The first time I saw Edward Cullen, it was one of the most strangest experiences of my whole entire life. It was like I had an electric shock cut through my system when our eyes met, I instantly froze and my thought started to race wildly like little fireflies between my ears. I couldn't understand this feeling, id never felt it before, why did I feel it now? Who was this person?

Chemistry class was awful, I walked in to find him already starting at me, my legs came close to giving way, I wanted to freeze and run out again, but somehow I found the strength not to, why did I feel like this?

The teacher introduced himself to me, I forgot his name almost immediately, it was irrelevant at the time, I was too fixated on the character only a few yards away from me. To my horror the teacher sat me in the empty place next to him. I felt the atmosphere change when I sat, I didn't want to look at him, I was worried about why I was feeling so strange around him.

I felt his body tense, I awarded myself a sneaky peek, to my side he was starting at me, looking at all parts of my face, like he was analysing me. I wanted to look away but I couldn't stop myself, I sat there staring, for the moment nothing else in the world mattered, it was me and him, an anonymous boy I had never met, spoken to or even had the chance to discover his name.
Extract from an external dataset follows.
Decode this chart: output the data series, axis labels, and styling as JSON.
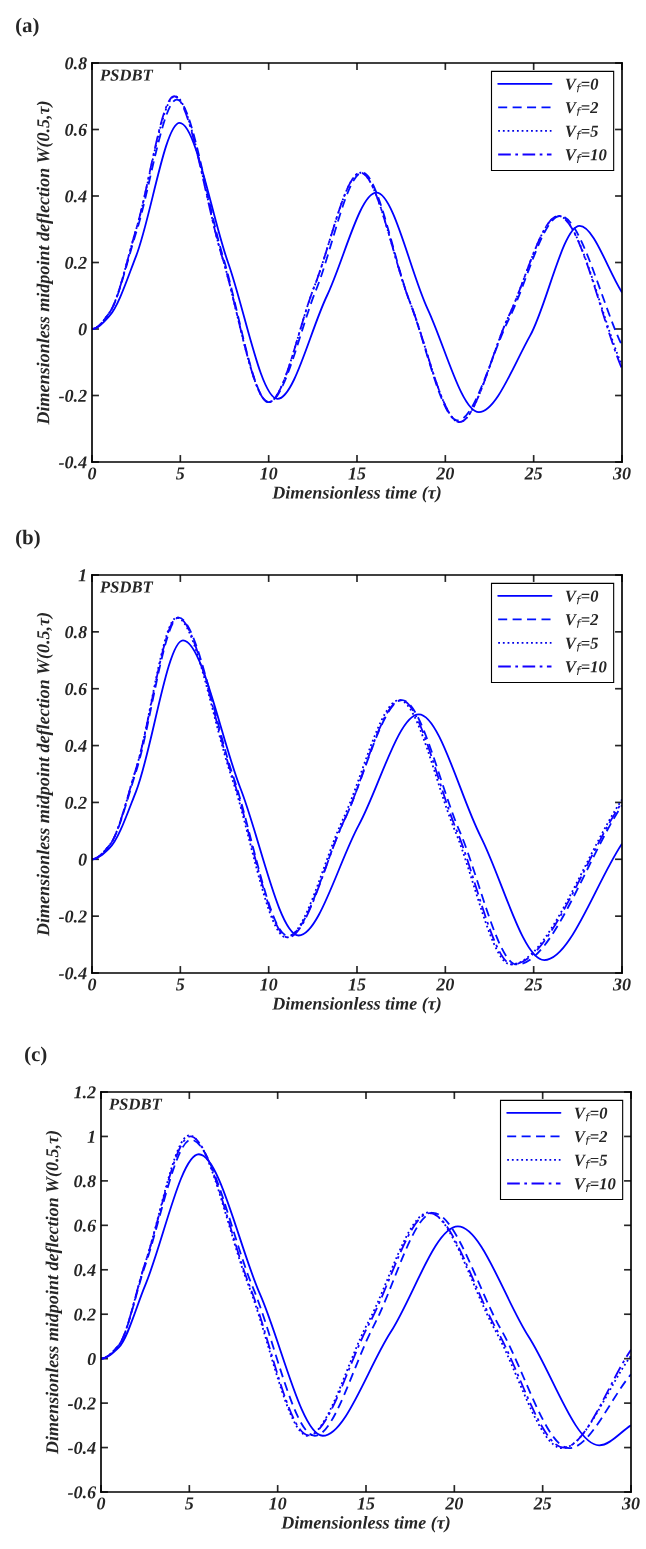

This boy was different, nothing like any other man I had ever seen before, his eyes were a beautiful amber/butterscotch, his hair a red brown colour, wavy and upright, but not gelled. He was pale, paler than me, which was a challenge in itself. He dressed well, wearing a dark blue waffle thin jumper, clinging to his skin, I could see the muscles underneath the fabric.

This cant be a crush, I know I wasn't experienced in the boyfriend department, because I had never had the need or ever wanted a boyfriend, but this was different, id never met this boy and already I was prepared to risk my life for him. I had never felt like this before.

The bell rang at last, the end of the day had come, the mysterious boy ran past me, his scent blew behind him, I had to know more about him, I just had to. For once I actually looked forward to the next day of school, in rainy old not so boring anymore Forks.